Description
Seem like there's an issue when issuing IOs to a relatively small range when verifying headers.
Using fio version:
[ec2-user@ip-172-31-30-241 ~]$ /usr/local/bin/fio --version
fio-3.23
The following job file:
[test]
direct=0
ioengine=libaio
#do_verify=1
verify=crc32c
verify_fatal=1
verify_dump=1
bwavgtime=1000
iopsavgtime=1000
rw=randrw
iodepth=2
bs_unaligned=1
bsrange=512b-1k
time_based=1
size=10m
verify_backlog=10
runtime=6h
serialize_overlap=1
filename=/test/barak.test
Debug log:
verify 19888 fill crc32c io_u 0x2631780, len 854
io 19888 queue: io_u 0x2631780: off=0x9bf600,len=0x356,ddir=1,file=/test/barak.test
io 19888 calling ->commit(), depth 2
io 19888 io_u_queued_complete: min=1
io 19888 getevents: 1
io 19888 complete: io_u 0x26325c0: off=0x31b200,len=0x200,ddir=0,file=/test/barak.test
io 19888 fill: io_u 0x26325c0: off=0x9bf600,len=0x243,ddir=1,file=/test/barak.test
io 19888 prep: io_u 0x26325c0: off=0x9bf600,len=0x243,ddir=1,file=/test/barak.test
io 19888 prep: io_u 0x26325c0: ret=0
verify 19888 fill random bytes len=579
verify 19888 fill crc32c io_u 0x26325c0, len 579
io 19888 queue: io_u 0x26325c0: off=0x9bf600,len=0x243,ddir=1,file=/test/barak.test
io 19888 complete: io_u 0x26325c0: off=0x9bf600,len=0x243,ddir=1,file=/test/barak.test
io 19888 prep: io_u 0x2631780: off=0x9bf600,len=0x356,ddir=0,file=/test/barak.test
io 19888 prep: io_u 0x2631780: ret=0
io 19888 queue: io_u 0x2631780: off=0x9bf600,len=0x356,ddir=0,file=/test/barak.test
io 19888 complete: io_u 0x2631780: off=0x9bf600,len=0x356,ddir=0,file=/test/barak.test
verify: bad header length 579, wanted 854 at file /dev/nvme6n1 offset 10221056, length 854 (requested block: offset=10221056, length=854)

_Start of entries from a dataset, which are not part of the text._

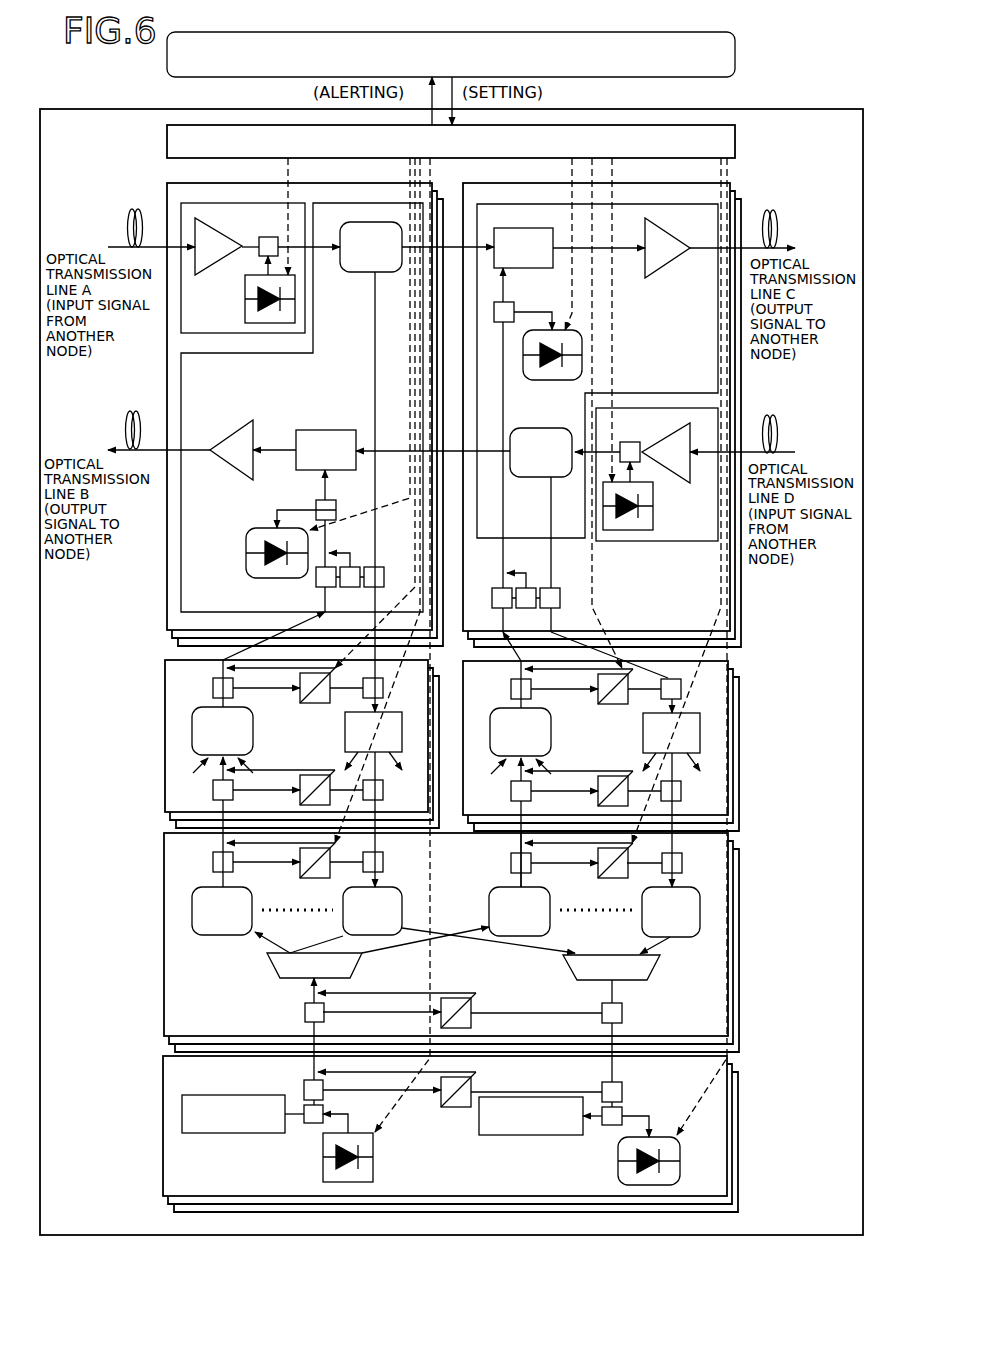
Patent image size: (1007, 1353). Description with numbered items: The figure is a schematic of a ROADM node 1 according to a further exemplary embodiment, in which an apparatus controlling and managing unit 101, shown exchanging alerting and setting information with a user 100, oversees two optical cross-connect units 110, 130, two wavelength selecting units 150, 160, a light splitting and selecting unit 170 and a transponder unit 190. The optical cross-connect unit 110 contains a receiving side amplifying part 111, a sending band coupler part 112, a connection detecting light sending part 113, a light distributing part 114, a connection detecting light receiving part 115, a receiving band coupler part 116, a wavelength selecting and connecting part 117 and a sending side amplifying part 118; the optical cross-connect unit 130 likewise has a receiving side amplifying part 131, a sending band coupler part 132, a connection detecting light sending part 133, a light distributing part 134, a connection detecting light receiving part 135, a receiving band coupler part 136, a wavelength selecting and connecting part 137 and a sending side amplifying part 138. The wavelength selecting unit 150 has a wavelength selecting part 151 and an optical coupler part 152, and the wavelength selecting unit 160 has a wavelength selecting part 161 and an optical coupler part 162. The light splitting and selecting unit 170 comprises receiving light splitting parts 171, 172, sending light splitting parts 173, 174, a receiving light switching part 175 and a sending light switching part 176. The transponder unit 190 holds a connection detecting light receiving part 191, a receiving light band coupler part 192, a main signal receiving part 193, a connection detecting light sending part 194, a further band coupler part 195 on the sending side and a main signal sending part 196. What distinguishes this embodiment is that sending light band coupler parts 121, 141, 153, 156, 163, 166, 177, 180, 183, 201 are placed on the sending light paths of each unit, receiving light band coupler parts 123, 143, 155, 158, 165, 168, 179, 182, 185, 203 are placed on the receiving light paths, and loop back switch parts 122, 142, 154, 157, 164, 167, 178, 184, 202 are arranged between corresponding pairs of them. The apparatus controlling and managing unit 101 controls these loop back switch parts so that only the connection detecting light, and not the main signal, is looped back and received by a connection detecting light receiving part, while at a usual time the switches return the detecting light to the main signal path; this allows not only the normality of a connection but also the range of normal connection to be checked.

The ROADM node 1 is at (142, 110).
The user 100 is at (737, 53).
The apparatus controlling and managing unit 101 is at (737, 141).
The optical cross-connect unit 110 is at (165, 185).
The receiving side amplifying part 111 is at (255, 229).
The sending band coupler part 112 is at (258, 260).
The connection detecting light sending part 113 is at (243, 308).
The light distributing part 114 is at (365, 273).
The connection detecting light receiving part 115 is at (270, 522).
The receiving band coupler part 116 is at (317, 497).
The wavelength selecting and connecting part 117 is at (328, 430).
The sending side amplifying part 118 is at (287, 425).
The sending light band coupler part 121 is at (317, 592).
The loop back switch part 122 is at (354, 566).
The receiving light band coupler part 123 is at (408, 560).
The optical cross-connect unit 130 is at (737, 190).
The receiving side amplifying part 131 is at (642, 441).
The sending band coupler part 132 is at (640, 466).
The connection detecting light sending part 133 is at (655, 516).
The light distributing part 134 is at (542, 478).
The connection detecting light receiving part 135 is at (540, 382).
The receiving band coupler part 136 is at (505, 302).
The wavelength selecting and connecting part 137 is at (505, 228).
The sending side amplifying part 138 is at (665, 268).
The sending light band coupler part 141 is at (493, 598).
The loop back switch part 142 is at (530, 587).
The receiving light band coupler part 143 is at (556, 587).
The wavelength selecting unit 150 is at (165, 681).
The wavelength selecting part 151 is at (417, 705).
The optical coupler part 152 is at (256, 738).
The sending light band coupler part 153 is at (212, 690).
The loop back switch part 154 is at (298, 697).
The receiving light band coupler part 155 is at (362, 697).
The sending light band coupler part 156 is at (208, 785).
The loop back switch part 157 is at (298, 797).
The receiving light band coupler part 158 is at (413, 787).
The wavelength selecting unit 160 is at (735, 680).
The wavelength selecting part 161 is at (683, 718).
The optical coupler part 162 is at (543, 739).
The sending light band coupler part 163 is at (499, 681).
The loop back switch part 164 is at (594, 698).
The receiving light band coupler part 165 is at (645, 703).
The sending light band coupler part 166 is at (498, 797).
The loop back switch part 167 is at (584, 792).
The receiving light band coupler part 168 is at (692, 798).
The light splitting and selecting unit 170 is at (164, 851).
The receiving light splitting part 171 is at (343, 923).
The receiving light splitting part 172 is at (640, 925).
The sending light splitting part 173 is at (256, 901).
The sending light splitting part 174 is at (553, 902).
The receiving light switching part 175 is at (655, 975).
The sending light switching part 176 is at (270, 969).
The sending light band coupler part 177 is at (210, 857).
The loop back switch part 178 is at (298, 869).
The receiving light band coupler part 179 is at (413, 862).
The sending light band coupler part 180 is at (508, 858).
The receiving light band coupler part 182 is at (592, 872).
The sending light band coupler part 183 is at (300, 1018).
The loop back switch part 184 is at (472, 995).
The receiving light band coupler part 185 is at (623, 1023).
The transponder unit 190 is at (163, 1066).
The connection detecting light receiving part 191 is at (617, 1174).
The receiving light band coupler part 192 is at (622, 1112).
The main signal receiving part 193 is at (518, 1136).
The connection detecting light sending part 194 is at (322, 1176).
The optical coupler 195 is at (313, 1124).
The main signal sending part 196 is at (230, 1093).
The sending light band coupler part 201 is at (302, 1078).
The loop back switch part 202 is at (470, 1075).
The receiving light band coupler part 203 is at (622, 1083).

hdr_fail data dumped as nvme6n1.10221056.hdr_fail
As can be seen in debug log fio is issuing two unaligned writes, one with len 854
and the other with len 579
, to the same offset (0x9bf600
)
This means that header len on disk is populated with recent write buflen which is 579, due to the following code with td->o.bs_unaligned=1
:
static unsigned int get_hdr_inc(struct thread_data *td, struct io_u *io_u)
{
unsigned int hdr_inc;
/*
* If we use bs_unaligned, buflen can be larger than the verify
* interval (which just defaults to the smallest blocksize possible).
*/
hdr_inc = io_u->buflen;
if (td->o.verify_interval && td->o.verify_interval <= io_u->buflen &&
!td->o.bs_unaligned)
hdr_inc = td->o.verify_interval;
return hdr_inc;
}
When bs_unaligned=1
header len is set to submitted buflen. However on overwrite to the same block buflen may differ. This problem does not exist with bs_unaligned=0
as header len will be fixed to the verify_interval the user sets in config.
I believe the straightforward way to fix this will be not to verify header when bs_unaligned=1
. Please lmk if I'm missing something (e.g. my jobfile isn't valid). I've verified the same workload works when bs_unaligned isn't set.